“O Que a Carne Herda”: Preconceito racial sob ponto de vista feminino
Elia Kazan aborda um tema controverso na época, o preconceito racial, por um ponto de vista adicionalmente audacioso, o de uma mulher.
A trama
Patricia Johnson (Jeanne Crain), a Pinky do título original, regressa para a humilde casa de sua família no sul dos Estados Unidos, após passar alguns anos na região norte estudando e praticando enfermagem. A sua única parente, sua avó, chamada de Granny (Ethel Waters), não a reconhece à primeira vista. Pinky possui pele branca, apesar de sua família ser negra, e, com tantos anos sem a ver, ainda mais com roupas elegantes, sua avó pensa que ela é outra pessoa e a chama de “madame”.
Granny sabe que Pinky fingiu ser branca enquanto viveu no Norte e a critica por isso, condenando-a a rezar e pedir perdão a deus. Porém, sua afeição logo volta e a acolhe como antes. No pequeno vilarejo, ela sofre o preconceito a partir do momento em que confessa ser negra. Isso acontece com os policiais, cujo tratamento muda de polido para agressivo assim que a verdade é revelada. Ao caminhar pelas ruas e ser abordada por dois homens brancos, quase é estuprada após revelar que mora no bairro negro.
Triste e assustada, Pinky quer voltar para o Norte, mas sua vó suplica que ela use sua formação como enfermeira para cuidar da fazendeira Miss Em (Ethel Barrymore), gravemente enferma. A velha senhora, apesar de seus gestos rudes, é reconhecida por Granny como uma pessoa muito boa.
Mesmo com os cuidados de Pinky, Miss Em morre. E deixa sua casa como herança para a jovem enfermeira, o que irrita a cunhada da falecida, que leva o caso a julgamento para tentar invalidar o testamento. Todos, inclusive o namorado de Pinky que lhe faz uma visita, aconselham-na a abrir mão da casa, mas ela resolve lutar até o fim. Esse enfrentamento ajudará a Pinky aceitar sua verdadeira herança.
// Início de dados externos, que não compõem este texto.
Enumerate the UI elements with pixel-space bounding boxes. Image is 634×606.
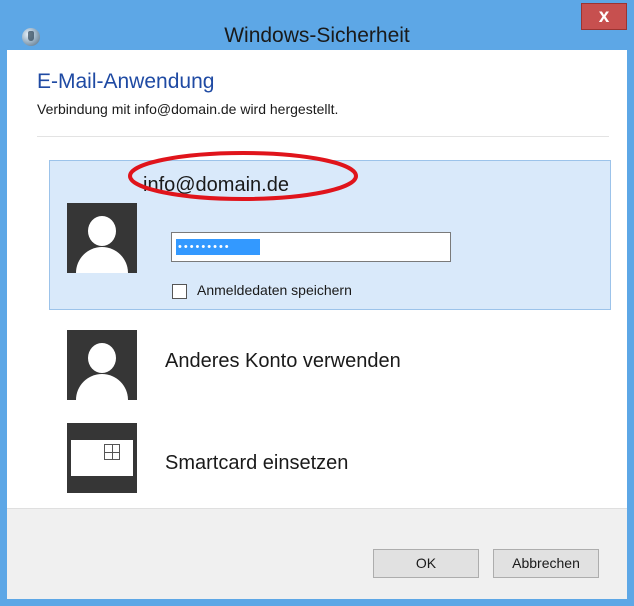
security-dialog: Windows-Sicherheit x E-Mail-Anwendung Ve… bbox=[0, 0, 634, 606]
dialog-heading: E-Mail-Anwendung bbox=[37, 70, 215, 93]
separator bbox=[37, 136, 609, 137]
dialog-content: E-Mail-Anwendung Verbindung mit info@dom… bbox=[7, 50, 627, 599]
title-bar[interactable]: Windows-Sicherheit x bbox=[0, 0, 634, 50]
password-field[interactable]: ••••••••• bbox=[171, 232, 451, 262]
user-icon[interactable] bbox=[67, 330, 137, 400]
remember-credentials-label[interactable]: Anmeldedaten speichern bbox=[197, 282, 352, 298]
other-account-option[interactable]: Anderes Konto verwenden bbox=[165, 350, 401, 373]
password-masked-value: ••••••••• bbox=[176, 239, 260, 255]
window-title: Windows-Sicherheit bbox=[224, 24, 410, 47]
user-avatar-icon bbox=[67, 203, 137, 273]
remember-credentials-checkbox[interactable] bbox=[172, 284, 187, 299]
smartcard-option[interactable]: Smartcard einsetzen bbox=[165, 452, 348, 475]
smartcard-icon[interactable] bbox=[67, 423, 137, 493]
close-button[interactable]: x bbox=[581, 3, 627, 30]
dialog-subheading: Verbindung mit info@domain.de wird herge… bbox=[37, 101, 339, 117]
cancel-button[interactable]: Abbrechen bbox=[493, 549, 599, 578]
dialog-footer: OK Abbrechen bbox=[7, 508, 627, 599]
ok-button[interactable]: OK bbox=[373, 549, 479, 578]
red-annotation-ellipse bbox=[128, 151, 358, 201]
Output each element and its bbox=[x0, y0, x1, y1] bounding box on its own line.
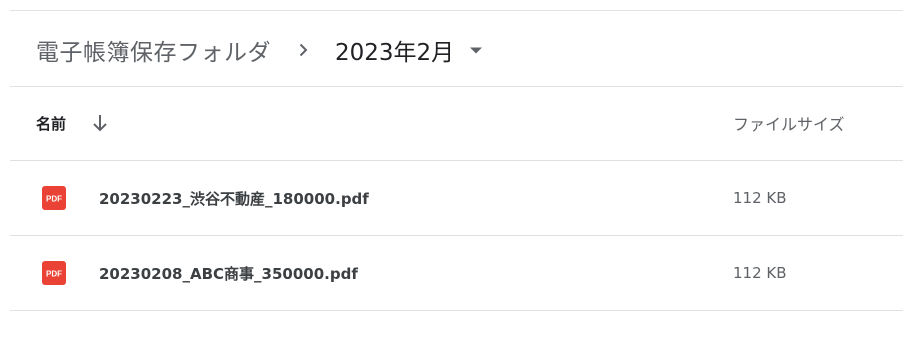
breadcrumb-root-folder[interactable]: 電子帳簿保存フォルダ bbox=[36, 33, 271, 67]
arrow-downward-icon[interactable] bbox=[88, 111, 112, 135]
column-header-size[interactable]: ファイルサイズ bbox=[733, 86, 845, 160]
file-size: 112 KB bbox=[733, 189, 787, 207]
chevron-right-icon bbox=[289, 36, 317, 64]
pdf-icon-label: PDF bbox=[46, 195, 62, 204]
file-row[interactable]: PDF 20230208_ABC商事_350000.pdf 112 KB bbox=[10, 236, 903, 310]
breadcrumb-current-folder[interactable]: 2023年2月 bbox=[331, 31, 492, 69]
column-header-name[interactable]: 名前 bbox=[36, 86, 112, 160]
file-name: 20230223_渋谷不動産_180000.pdf bbox=[99, 189, 369, 208]
pdf-file-icon: PDF bbox=[42, 186, 66, 210]
file-row[interactable]: PDF 20230223_渋谷不動産_180000.pdf 112 KB bbox=[10, 161, 903, 235]
breadcrumb: 電子帳簿保存フォルダ 2023年2月 bbox=[36, 31, 492, 69]
table-header: 名前 ファイルサイズ bbox=[10, 86, 903, 160]
top-divider bbox=[10, 10, 903, 11]
pdf-file-icon: PDF bbox=[42, 261, 66, 285]
table-bottom-divider bbox=[10, 310, 903, 311]
breadcrumb-current-label: 2023年2月 bbox=[335, 40, 455, 66]
column-header-name-label: 名前 bbox=[36, 114, 67, 133]
file-size: 112 KB bbox=[733, 264, 787, 282]
pdf-icon-label: PDF bbox=[46, 270, 62, 279]
file-name: 20230208_ABC商事_350000.pdf bbox=[99, 264, 358, 283]
caret-down-icon[interactable] bbox=[464, 38, 488, 62]
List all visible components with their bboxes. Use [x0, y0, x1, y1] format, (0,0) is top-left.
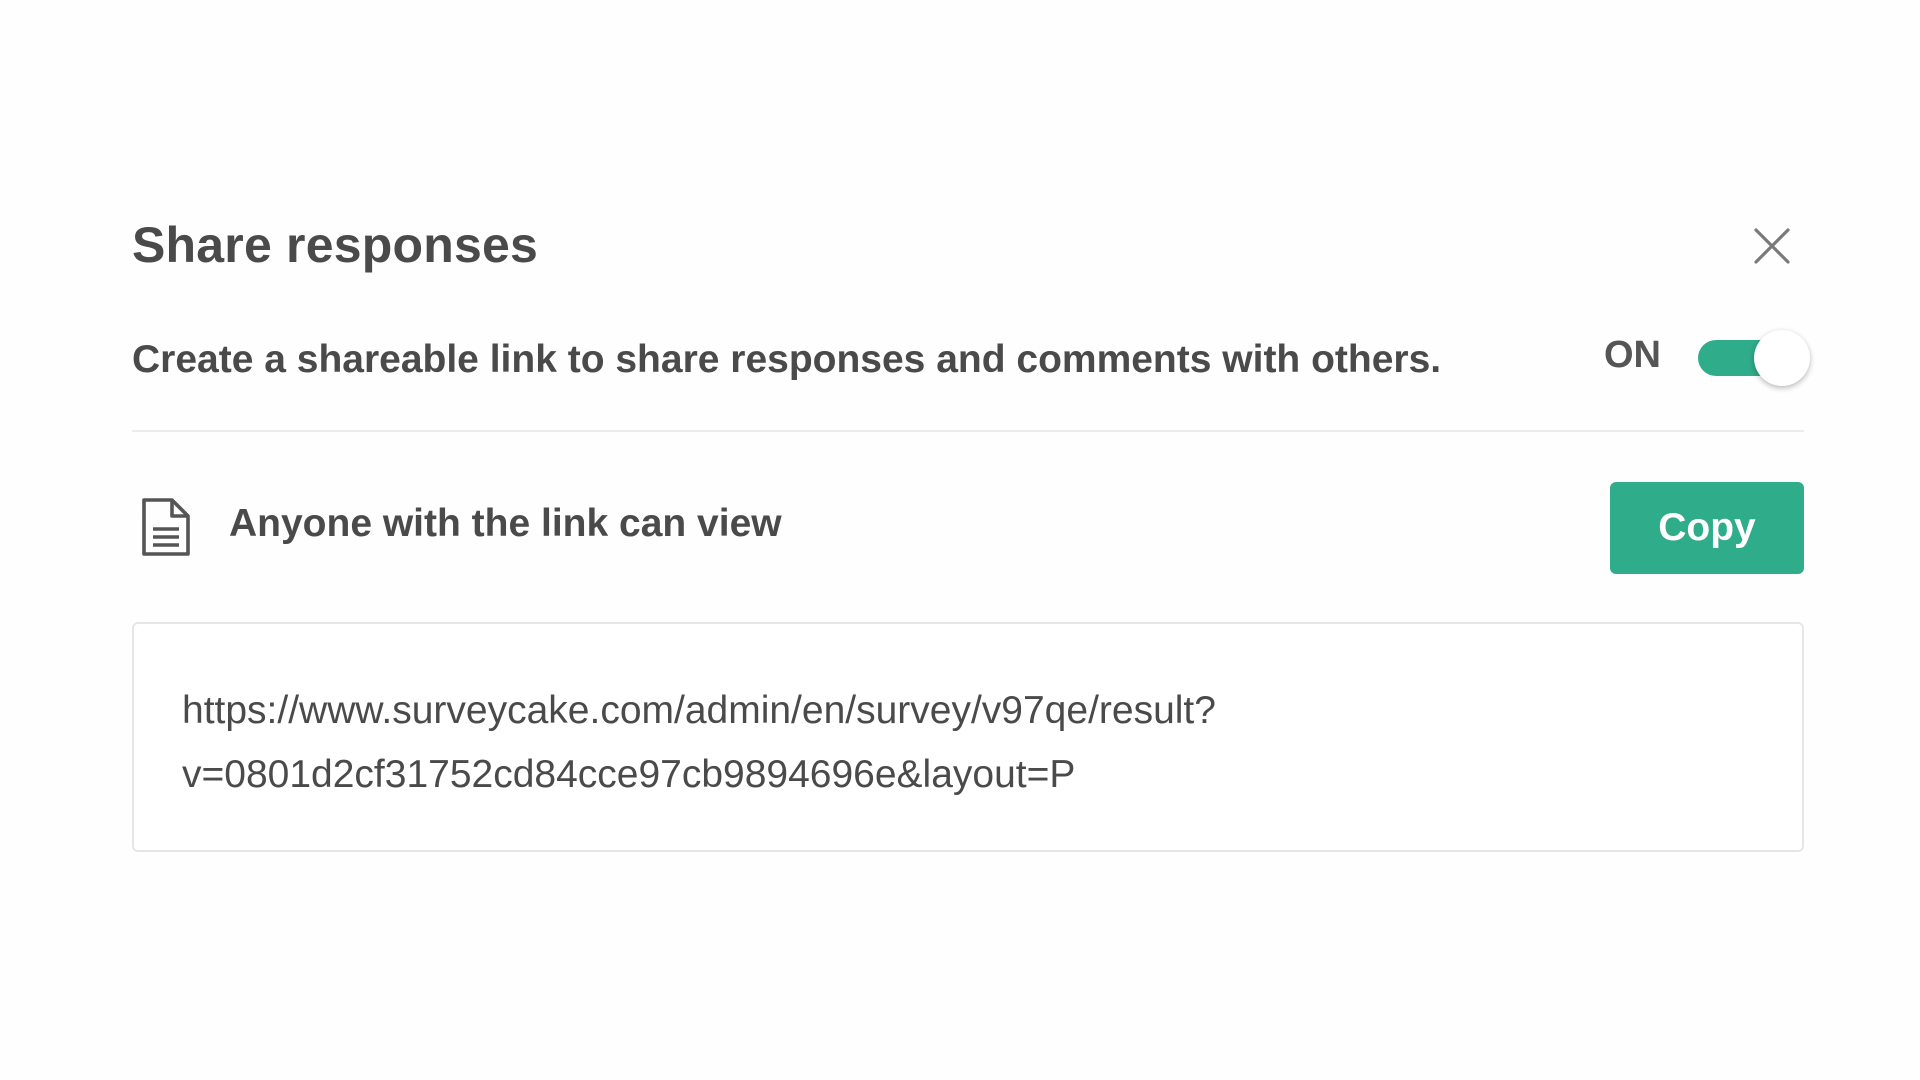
toggle-status-label: ON — [1604, 334, 1661, 376]
copy-button[interactable]: Copy — [1610, 482, 1804, 574]
link-access-row: Anyone with the link can view Copy — [132, 432, 1804, 622]
dialog-title: Share responses — [132, 217, 538, 273]
share-url-line-1: https://www.surveycake.com/admin/en/surv… — [182, 689, 1216, 732]
share-link-toggle[interactable] — [1698, 330, 1810, 386]
dialog-header: Share responses — [132, 200, 1804, 290]
close-button[interactable] — [1750, 224, 1794, 268]
toggle-knob — [1754, 330, 1810, 386]
share-responses-dialog: Share responses Create a shareable link … — [132, 200, 1810, 852]
share-toggle-description: Create a shareable link to share respons… — [132, 338, 1442, 381]
link-access-label: Anyone with the link can view — [229, 502, 782, 545]
close-icon — [1754, 228, 1790, 264]
document-icon — [142, 498, 190, 556]
share-toggle-row: Create a shareable link to share respons… — [132, 290, 1810, 430]
page: Share responses Create a shareable link … — [0, 0, 1920, 1080]
share-url-field[interactable]: https://www.surveycake.com/admin/en/surv… — [132, 622, 1804, 852]
share-url-line-2: v=0801d2cf31752cd84cce97cb9894696e&layou… — [182, 753, 1076, 796]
Racismo na época da produção
Apesar de o tema central do filme ser o preconceito racial, seus produtores não ousaram contratar uma atriz mulata com pele clara para o papel de Pinky, o que seria mais autêntico do que a caucasiana Jeanne Crain, apesar de sua ótima atuação que lhe rendeu uma indicação ao Oscar. É um enorme defeito dessa produção, mas em 1949 o racismo prevalecia nos EUA. Chegava ao absurdo de a cena de beijo entre Pinky e seu namorado causar polêmica, por ser uma relação inter-racial.
O diretor Elia Kazan era habilidoso no gênero drama e conseguia demonstrar isso nos conflitos internos de seus personagens. Aqui, Jeanne Crain demonstra a dificuldade de se aceitar como negra. Apesar de amar sua vó, prefere fugir para o mundo de disfarce onde podia esconder sua ascendência. Percebe que ser negra e mulher a expunha a dificuldades ainda maiores. As expressões faciais da atriz revelam por isso uma constante angústia.
Kazan dirigiu filmes fortemente melodramáticos, como “Vidas Amargas” (East of Eden, 1955). Porém, em “O Que a Carne Herda”, preferiu um sentimento mais contido, para enfatizar o tema social.
Ficha técnica:
O Que a Carne Herda (Pinky, 1949) 102 min. Dir: Elia Kazan. Rot: Phillip Dunne e Dudley Nichols. Com Jeanne Crain, Ethel Barrymore, Ethel Waters, William Lundigan, Basil Ruysdael, Kenny Washington, Nina Mae McKinney, Griff Barnett, Frederick O’Neal, Evelyn Varden, Raymond Greenleaf.